Abstract

Abstract:

This essay argues for the role of instrumental thinking in cultural and literary criticism, practices sometimes thought of as naturally anti-instrumental. Focusing on the work of Matthew Arnold and T. S. Eliot, it shows a shared instrumental defense of Christianity but also how, for situational reasons, this defense has made instrumentalism harder to locate within the Anglophone critical tradition. Arnold promoted adherence to the national church on openly civic and functional grounds, though to do so he had to derogate the idea, widely held by British Christians, that the metaphysical truth of Christianity outweighed practical considerations. Eliot, in a career of apologetics that consciously emended Arnold's, offered a similarly effectual sense of Christianity's value but enfolded this valuation into a model of cultural holism that forbade individual acts of if/then calculation, avoiding the appearance of bad faith.
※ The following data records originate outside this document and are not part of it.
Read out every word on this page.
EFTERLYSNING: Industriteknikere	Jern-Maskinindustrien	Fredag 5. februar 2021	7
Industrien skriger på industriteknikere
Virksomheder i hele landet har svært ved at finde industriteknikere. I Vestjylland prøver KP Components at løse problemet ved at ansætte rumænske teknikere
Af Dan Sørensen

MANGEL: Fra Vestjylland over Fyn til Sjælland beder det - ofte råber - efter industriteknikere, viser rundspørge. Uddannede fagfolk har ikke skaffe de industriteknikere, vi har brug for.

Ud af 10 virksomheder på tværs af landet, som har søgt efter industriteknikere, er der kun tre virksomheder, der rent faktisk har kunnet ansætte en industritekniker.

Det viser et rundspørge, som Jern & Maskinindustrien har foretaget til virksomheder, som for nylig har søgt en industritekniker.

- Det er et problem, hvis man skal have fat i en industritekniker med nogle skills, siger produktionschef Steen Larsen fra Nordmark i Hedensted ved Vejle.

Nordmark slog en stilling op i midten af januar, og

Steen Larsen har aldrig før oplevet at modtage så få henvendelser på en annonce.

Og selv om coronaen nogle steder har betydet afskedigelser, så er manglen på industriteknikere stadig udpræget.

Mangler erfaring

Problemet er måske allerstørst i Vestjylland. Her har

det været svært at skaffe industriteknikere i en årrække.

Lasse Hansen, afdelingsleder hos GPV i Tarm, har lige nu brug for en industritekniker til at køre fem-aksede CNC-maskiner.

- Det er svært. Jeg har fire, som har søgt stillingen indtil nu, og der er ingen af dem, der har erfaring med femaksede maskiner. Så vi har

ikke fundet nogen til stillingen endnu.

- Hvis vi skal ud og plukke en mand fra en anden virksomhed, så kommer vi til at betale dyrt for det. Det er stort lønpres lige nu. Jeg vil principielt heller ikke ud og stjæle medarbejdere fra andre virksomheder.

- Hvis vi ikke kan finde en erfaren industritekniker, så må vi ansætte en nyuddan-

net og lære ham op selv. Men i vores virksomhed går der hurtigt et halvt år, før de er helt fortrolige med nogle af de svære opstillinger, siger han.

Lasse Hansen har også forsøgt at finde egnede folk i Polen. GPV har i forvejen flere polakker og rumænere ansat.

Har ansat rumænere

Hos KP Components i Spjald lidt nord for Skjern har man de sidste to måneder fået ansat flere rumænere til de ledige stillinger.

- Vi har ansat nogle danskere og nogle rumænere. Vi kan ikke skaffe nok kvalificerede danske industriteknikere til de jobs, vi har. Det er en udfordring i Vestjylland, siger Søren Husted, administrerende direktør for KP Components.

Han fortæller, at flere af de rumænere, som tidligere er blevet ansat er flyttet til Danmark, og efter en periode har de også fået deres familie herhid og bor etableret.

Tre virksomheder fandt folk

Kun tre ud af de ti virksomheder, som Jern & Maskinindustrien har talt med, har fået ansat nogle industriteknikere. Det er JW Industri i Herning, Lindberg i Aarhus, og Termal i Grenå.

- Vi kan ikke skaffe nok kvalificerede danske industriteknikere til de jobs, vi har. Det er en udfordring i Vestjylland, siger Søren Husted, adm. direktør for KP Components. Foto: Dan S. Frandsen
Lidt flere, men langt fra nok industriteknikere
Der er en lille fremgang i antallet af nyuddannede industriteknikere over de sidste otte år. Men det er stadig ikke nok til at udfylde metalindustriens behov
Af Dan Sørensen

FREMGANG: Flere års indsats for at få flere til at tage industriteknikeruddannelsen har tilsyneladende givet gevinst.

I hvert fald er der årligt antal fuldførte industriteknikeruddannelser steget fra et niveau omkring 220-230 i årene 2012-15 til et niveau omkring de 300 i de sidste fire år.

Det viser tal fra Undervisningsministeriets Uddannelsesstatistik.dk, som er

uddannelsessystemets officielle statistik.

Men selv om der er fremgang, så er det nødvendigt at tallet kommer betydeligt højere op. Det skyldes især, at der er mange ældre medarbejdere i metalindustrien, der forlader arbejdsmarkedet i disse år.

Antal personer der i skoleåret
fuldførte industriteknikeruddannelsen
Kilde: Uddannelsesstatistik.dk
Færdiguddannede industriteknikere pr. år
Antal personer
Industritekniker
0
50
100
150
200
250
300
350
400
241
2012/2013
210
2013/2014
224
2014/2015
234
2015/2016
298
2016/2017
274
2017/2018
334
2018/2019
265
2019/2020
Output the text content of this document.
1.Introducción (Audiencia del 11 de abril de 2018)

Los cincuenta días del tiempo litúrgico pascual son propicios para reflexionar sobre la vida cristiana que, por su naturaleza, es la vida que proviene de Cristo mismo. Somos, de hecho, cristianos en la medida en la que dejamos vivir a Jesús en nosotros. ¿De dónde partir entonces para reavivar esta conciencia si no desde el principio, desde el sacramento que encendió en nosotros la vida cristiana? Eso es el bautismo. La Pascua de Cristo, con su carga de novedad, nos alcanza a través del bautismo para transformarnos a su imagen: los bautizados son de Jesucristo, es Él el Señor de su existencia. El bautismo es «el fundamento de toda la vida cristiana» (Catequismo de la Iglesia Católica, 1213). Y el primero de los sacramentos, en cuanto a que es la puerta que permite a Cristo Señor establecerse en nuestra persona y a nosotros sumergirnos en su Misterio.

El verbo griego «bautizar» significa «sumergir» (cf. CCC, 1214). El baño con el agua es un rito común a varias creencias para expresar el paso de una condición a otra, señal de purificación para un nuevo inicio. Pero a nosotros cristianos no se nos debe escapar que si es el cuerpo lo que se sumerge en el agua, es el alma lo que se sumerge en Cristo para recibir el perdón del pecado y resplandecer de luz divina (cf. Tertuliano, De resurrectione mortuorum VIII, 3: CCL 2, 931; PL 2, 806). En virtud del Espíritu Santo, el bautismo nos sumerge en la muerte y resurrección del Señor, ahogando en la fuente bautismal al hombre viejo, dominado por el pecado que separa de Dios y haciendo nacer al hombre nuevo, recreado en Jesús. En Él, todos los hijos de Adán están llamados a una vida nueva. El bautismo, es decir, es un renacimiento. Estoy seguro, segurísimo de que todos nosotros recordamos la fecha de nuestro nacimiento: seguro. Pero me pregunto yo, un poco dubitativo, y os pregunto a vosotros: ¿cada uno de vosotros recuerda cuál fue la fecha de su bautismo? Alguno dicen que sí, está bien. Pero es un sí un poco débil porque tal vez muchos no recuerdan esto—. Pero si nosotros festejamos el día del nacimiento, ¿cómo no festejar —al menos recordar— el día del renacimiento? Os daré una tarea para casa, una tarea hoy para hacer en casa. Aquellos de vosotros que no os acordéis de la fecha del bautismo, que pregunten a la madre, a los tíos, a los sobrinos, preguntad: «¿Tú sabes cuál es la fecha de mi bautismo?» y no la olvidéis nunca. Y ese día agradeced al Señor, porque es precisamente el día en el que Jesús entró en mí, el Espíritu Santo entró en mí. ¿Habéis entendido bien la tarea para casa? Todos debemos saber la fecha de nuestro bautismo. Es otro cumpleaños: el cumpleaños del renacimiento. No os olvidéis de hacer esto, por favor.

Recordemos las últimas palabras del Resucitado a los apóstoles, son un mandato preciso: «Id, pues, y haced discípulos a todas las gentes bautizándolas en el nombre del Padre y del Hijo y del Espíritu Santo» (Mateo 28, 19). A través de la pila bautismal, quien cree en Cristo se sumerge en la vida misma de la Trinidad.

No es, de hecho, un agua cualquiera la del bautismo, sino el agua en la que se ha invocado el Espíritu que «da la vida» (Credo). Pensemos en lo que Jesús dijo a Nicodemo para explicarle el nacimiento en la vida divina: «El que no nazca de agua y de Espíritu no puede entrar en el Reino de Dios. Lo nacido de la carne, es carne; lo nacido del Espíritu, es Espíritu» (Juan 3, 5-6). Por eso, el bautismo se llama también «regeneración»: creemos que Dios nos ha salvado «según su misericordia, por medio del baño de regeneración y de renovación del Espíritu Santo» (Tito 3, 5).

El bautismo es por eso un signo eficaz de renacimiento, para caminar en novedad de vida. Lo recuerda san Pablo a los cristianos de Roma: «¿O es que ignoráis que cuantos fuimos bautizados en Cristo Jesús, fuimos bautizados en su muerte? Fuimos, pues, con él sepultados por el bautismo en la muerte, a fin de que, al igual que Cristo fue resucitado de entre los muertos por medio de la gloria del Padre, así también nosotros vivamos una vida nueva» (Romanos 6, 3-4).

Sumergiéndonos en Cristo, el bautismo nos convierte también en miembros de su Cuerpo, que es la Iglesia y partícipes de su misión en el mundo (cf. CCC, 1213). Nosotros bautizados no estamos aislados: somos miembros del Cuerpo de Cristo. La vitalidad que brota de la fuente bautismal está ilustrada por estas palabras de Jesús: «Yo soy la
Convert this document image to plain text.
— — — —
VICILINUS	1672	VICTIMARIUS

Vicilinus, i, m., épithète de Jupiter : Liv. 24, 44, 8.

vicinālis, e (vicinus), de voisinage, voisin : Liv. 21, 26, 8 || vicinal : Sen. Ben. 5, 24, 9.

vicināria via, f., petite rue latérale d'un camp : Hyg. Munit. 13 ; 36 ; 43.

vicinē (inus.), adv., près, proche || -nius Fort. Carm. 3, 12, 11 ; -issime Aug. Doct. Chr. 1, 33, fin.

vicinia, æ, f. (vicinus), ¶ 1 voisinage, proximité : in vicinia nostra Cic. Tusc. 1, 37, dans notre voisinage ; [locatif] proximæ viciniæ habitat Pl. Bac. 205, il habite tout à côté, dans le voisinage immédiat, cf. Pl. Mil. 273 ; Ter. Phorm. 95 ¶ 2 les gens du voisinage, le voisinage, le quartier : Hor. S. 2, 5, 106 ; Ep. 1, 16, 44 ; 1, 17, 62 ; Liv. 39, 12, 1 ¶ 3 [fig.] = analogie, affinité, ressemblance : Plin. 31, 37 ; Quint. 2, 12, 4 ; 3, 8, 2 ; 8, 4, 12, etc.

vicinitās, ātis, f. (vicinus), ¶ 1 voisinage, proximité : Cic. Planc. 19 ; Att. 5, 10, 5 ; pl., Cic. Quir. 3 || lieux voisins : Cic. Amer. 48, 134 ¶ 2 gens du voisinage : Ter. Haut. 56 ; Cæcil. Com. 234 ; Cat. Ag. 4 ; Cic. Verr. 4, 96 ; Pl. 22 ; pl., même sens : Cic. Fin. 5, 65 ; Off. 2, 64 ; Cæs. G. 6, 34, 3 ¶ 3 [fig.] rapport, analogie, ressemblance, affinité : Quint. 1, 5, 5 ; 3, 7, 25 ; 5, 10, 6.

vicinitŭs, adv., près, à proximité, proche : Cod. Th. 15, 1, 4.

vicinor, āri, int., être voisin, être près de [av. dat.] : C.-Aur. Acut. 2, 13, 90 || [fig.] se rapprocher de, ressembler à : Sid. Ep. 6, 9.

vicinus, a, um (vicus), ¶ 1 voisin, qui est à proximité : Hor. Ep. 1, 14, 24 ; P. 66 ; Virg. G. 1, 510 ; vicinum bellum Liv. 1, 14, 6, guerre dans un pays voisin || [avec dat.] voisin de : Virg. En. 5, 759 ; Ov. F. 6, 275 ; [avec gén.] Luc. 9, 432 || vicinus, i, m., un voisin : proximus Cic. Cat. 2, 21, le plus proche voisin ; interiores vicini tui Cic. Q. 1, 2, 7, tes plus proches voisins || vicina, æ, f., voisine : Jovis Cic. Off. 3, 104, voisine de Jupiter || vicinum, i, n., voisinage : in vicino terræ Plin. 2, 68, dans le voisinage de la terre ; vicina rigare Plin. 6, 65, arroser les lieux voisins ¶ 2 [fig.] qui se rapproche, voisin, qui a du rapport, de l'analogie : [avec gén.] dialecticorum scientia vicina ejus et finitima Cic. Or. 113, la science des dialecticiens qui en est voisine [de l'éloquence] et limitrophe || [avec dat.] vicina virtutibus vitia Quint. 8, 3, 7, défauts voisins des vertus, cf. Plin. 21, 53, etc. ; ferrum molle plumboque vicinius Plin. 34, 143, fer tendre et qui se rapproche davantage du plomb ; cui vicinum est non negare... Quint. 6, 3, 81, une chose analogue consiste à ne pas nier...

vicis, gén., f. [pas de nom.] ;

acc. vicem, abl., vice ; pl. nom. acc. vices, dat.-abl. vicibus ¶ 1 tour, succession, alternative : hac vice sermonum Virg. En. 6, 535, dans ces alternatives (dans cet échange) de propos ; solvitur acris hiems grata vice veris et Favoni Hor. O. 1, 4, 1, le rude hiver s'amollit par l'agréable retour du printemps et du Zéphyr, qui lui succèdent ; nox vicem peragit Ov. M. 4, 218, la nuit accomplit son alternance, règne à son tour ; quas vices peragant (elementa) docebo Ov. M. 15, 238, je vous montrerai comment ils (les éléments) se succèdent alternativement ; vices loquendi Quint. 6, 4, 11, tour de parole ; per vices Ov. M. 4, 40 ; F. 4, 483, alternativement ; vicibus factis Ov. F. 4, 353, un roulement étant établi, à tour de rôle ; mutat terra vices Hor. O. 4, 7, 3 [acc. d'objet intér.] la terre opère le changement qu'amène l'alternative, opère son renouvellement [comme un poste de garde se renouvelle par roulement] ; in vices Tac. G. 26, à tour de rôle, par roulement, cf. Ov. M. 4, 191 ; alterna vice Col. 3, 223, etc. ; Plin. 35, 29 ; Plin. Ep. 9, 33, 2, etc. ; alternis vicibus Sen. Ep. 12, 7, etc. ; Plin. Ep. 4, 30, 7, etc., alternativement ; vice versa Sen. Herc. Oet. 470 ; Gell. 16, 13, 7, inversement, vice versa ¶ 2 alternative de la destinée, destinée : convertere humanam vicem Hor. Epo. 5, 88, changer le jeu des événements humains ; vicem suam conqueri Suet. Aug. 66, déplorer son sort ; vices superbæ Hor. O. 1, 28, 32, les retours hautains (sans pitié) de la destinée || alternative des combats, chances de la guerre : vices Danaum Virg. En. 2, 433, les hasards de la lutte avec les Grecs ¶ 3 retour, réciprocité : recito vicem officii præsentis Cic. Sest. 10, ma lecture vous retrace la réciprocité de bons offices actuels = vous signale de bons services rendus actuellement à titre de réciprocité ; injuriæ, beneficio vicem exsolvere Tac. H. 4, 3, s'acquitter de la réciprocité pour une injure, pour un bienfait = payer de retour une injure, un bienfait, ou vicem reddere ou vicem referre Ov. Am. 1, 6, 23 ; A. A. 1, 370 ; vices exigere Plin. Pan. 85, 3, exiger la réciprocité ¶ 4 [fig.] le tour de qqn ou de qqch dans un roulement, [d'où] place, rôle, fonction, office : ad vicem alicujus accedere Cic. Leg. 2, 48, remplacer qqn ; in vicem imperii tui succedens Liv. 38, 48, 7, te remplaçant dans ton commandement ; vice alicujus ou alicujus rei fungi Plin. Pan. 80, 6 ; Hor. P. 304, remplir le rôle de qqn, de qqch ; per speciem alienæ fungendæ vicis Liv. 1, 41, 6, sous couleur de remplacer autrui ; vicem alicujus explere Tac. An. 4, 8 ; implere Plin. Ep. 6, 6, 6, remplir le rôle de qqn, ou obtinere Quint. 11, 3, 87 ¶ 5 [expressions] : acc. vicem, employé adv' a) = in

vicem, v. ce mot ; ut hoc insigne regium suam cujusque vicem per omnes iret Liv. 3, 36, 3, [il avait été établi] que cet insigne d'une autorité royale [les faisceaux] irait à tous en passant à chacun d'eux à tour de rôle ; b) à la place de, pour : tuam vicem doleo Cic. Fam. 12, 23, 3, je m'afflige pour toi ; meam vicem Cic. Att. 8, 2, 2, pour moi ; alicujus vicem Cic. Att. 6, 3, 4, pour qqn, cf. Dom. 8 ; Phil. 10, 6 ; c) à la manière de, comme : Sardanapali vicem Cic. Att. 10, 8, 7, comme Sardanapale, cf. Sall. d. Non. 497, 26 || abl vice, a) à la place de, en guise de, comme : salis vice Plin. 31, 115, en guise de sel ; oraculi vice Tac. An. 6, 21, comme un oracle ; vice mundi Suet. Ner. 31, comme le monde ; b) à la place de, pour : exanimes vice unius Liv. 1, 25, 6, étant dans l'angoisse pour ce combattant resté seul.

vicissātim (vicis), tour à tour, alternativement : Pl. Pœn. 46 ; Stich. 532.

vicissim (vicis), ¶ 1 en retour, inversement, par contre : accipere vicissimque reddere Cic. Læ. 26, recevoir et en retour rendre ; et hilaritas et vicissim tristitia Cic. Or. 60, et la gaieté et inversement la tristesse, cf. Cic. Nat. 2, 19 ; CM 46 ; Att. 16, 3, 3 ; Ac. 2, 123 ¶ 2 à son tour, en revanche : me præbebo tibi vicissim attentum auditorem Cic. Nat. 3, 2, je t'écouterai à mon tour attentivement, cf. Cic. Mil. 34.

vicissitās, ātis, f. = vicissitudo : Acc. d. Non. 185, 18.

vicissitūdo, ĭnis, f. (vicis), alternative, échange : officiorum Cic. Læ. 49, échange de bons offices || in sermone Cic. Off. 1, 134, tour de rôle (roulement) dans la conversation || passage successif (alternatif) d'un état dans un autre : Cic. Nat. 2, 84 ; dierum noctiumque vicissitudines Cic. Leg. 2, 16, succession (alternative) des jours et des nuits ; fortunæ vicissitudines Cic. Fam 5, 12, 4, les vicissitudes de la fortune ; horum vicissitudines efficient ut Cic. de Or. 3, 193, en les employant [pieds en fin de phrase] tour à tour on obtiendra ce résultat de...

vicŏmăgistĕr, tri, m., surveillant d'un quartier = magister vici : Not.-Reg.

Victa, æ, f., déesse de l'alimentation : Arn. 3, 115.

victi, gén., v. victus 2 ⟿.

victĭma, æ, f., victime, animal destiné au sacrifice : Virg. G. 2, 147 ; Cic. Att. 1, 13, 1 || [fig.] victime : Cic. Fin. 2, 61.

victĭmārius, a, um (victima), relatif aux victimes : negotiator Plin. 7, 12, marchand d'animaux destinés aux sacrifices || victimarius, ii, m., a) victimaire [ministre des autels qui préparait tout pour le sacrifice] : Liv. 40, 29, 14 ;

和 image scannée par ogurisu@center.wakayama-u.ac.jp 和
Eliot's holism becomes part of Raymond Williams's conception of the agency of the cultural despite Williams's lack of interest in the specifically religious project. In brief, the rhetorical difficulty of instrumentalizing Christianity drives instrumental calculation underground, making it illegible against the larger backdrop of romantic anti-utilitarianism in cultural politics. This essay suggests that, when the object is not belief, instrumental approaches to culture present fewer contradictions than is often assumed and that it may be an opportune moment to reconsider them.